Eventually, they get chances to leap from the swing, in front of the green screen and onto pads. Feedback does it repeatedly and seems to really enjoy himself. As Fat Momma gets onto the swing and prepares to fly, she thinks about the risks. The risk of injury, especially for a single mother who has young children depending on her, outweigh the benefit of flying in this way. She decides that she will not do this stunt, and everyone applauds her decision. With a risk-benefit analysis like that she proves that, even if she can't become the next superhero, she's a great fit for middle management.

Back at the Lair, the contestants each get a chance to talk to Stan one on one, and for the first time, he greets them by their true first names. First up is Feedback a.k.a. Matthew, who when asked who his hero is, once again sites Stan Lee and talks of growing up with Spider Man as a guide. Stan seems perplexed, but touched once again. To be fair to Feedback, he explains this well, so that it seems a little less creepy this time. Tears are shed, and it's Fat Momma's turn.
As Fat Momma, a.k.a. Nell, sits and converses with Stan, he asks her about her hero. She tells him about her father, who is older and is beginning to have problems with his memory. Tears are shed, and it's time for the decision. This time it's too big of a ceremony to have on the roof, so Stan has them go to Universal City Walk.

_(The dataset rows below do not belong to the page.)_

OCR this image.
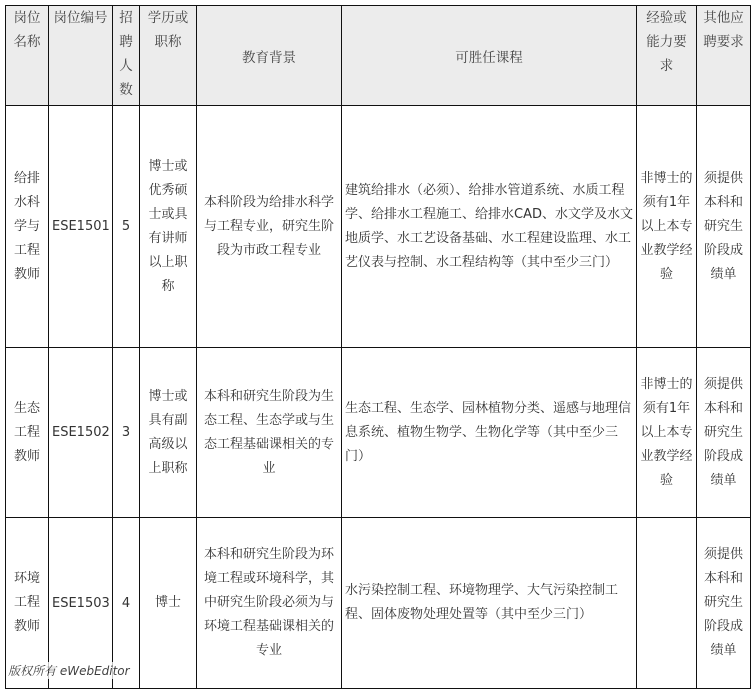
岗位名称	岗位编号	招聘人数	学历或职称	教育背景	可胜任课程	经验或能力要求	其他应聘要求
给排水科学与工程教师	ESE1501	5	博士或优秀硕士或具有讲师以上职称	本科阶段为给排水科学与工程专业，研究生阶段为市政工程专业	建筑给排水（必须）、给排水管道系统、水质工程学、给排水工程施工、给排水CAD、水文学及水文地质学、水工艺设备基础、水工程建设监理、水工艺仪表与控制、水工程结构等（其中至少三门）	非博士的须有1年以上本专业教学经验	须提供本科和研究生阶段成绩单
生态工程教师	ESE1502	3	博士或具有副高级以上职称	本科和研究生阶段为生态工程、生态学或与生态工程基础课相关的专业	生态工程、生态学、园林植物分类、遥感与地理信息系统、植物生物学、生物化学等（其中至少三门）	非博士的须有1年以上本专业教学经验	须提供本科和研究生阶段成绩单
环境工程教师	ESE1503	4	博士	本科和研究生阶段为环境工程或环境科学，其中研究生阶段必须为与环境工程基础课相关的专业	水污染控制工程、环境物理学、大气污染控制工程、固体废物处理处置等（其中至少三门）		须提供本科和研究生阶段成绩单
版权所有 eWebEditor
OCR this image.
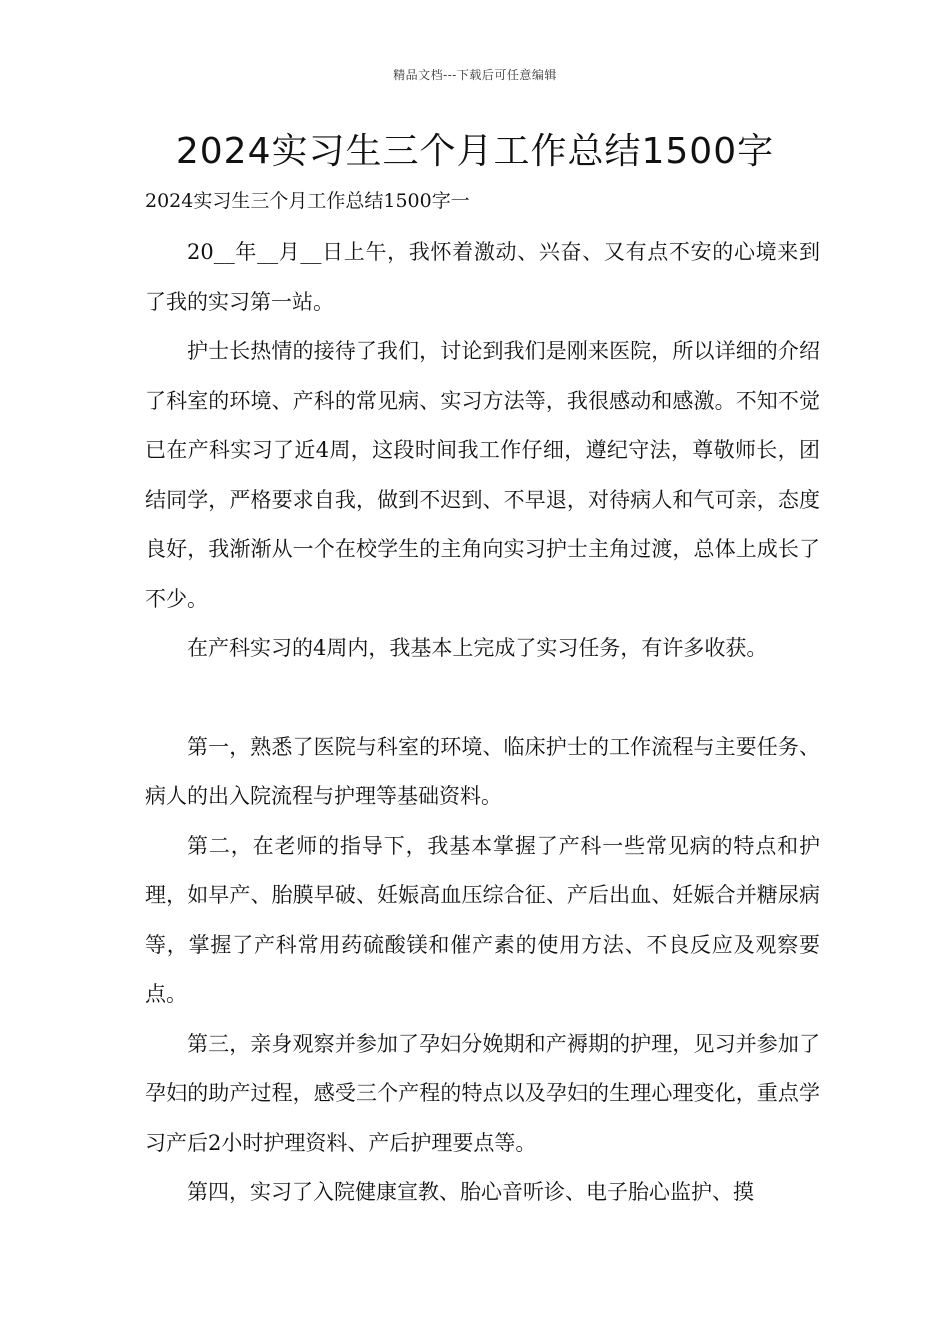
精品文档---下载后可任意编辑
2024实习生三个月工作总结1500字
2024实习生三个月工作总结1500字一

20__年__月__日上午，我怀着激动、兴奋、又有点不安的心境来到了我的实习第一站。

护士长热情的接待了我们，讨论到我们是刚来医院，所以详细的介绍了科室的环境、产科的常见病、实习方法等，我很感动和感激。不知不觉已在产科实习了近4周，这段时间我工作仔细，遵纪守法，尊敬师长，团结同学，严格要求自我，做到不迟到、不早退，对待病人和气可亲，态度良好，我渐渐从一个在校学生的主角向实习护士主角过渡，总体上成长了不少。

在产科实习的4周内，我基本上完成了实习任务，有许多收获。

第一，熟悉了医院与科室的环境、临床护士的工作流程与主要任务、病人的出入院流程与护理等基础资料。

第二，在老师的指导下，我基本掌握了产科一些常见病的特点和护理，如早产、胎膜早破、妊娠高血压综合征、产后出血、妊娠合并糖尿病等，掌握了产科常用药硫酸镁和催产素的使用方法、不良反应及观察要点。

第三，亲身观察并参加了孕妇分娩期和产褥期的护理，见习并参加了孕妇的助产过程，感受三个产程的特点以及孕妇的生理心理变化，重点学习产后2小时护理资料、产后护理要点等。

第四，实习了入院健康宣教、胎心音听诊、电子胎心监护、摸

Stan shows up on a giant monitor above Universal City Walk and greets the citizens. He tells them of the competition and introduces the superheroes by showing a clip of each in action. While showcasing some of the worst green screen effects in history, the clips show that Feedback certainly appears better on screen than Fat Momma. Then again, when they give you something like "Chicken Man," a chick green screened to appear as big a building, you can't really expect people to take you seriously.

Stan finally makes the difficult choice and asks Fat Momma to turn in her costume. He congratulates Feedback, who celebrates and is surprised by the arrival of his wife. Then, all the other superheroes show up to celebrate with him, until finally Stan's monitor appears to malfunction and he disappears. In the final surprise, Stan comes out to greet everyone in person, and Feedback finally meets the Willy Wonka to his Charlie. More tears are shed, especially by those who will be involved in making a Feedback movie, and we conclude with "The End?"

It was not a perfect show. In fact, it was not really even good, if you tried to take it seriously. None of the people on the show were good potential superheroes, but perhaps with good writers and some judicious ignoring of the backstory the contestants gave themselves, they could be turned into better candidates. My favorite contestant throughout the show was Major Victory, who was (as Stan noted) more of a parody of a superhero. He knew that this should never be taken seriously and therefore never did take it too seriously. In the end, I don't think this could have ended any way other than it did. The contestant who most wanted to live as a superhero was the one who won the chance to do exactly that. Now, all we can do is wait for the SciFi Saturday night movie, and if those clips they showed are any indication, it's going to be good...in a bad way. Or is that bad in a good way? Either way, I'll be there, hoping that it's as fun as it can be.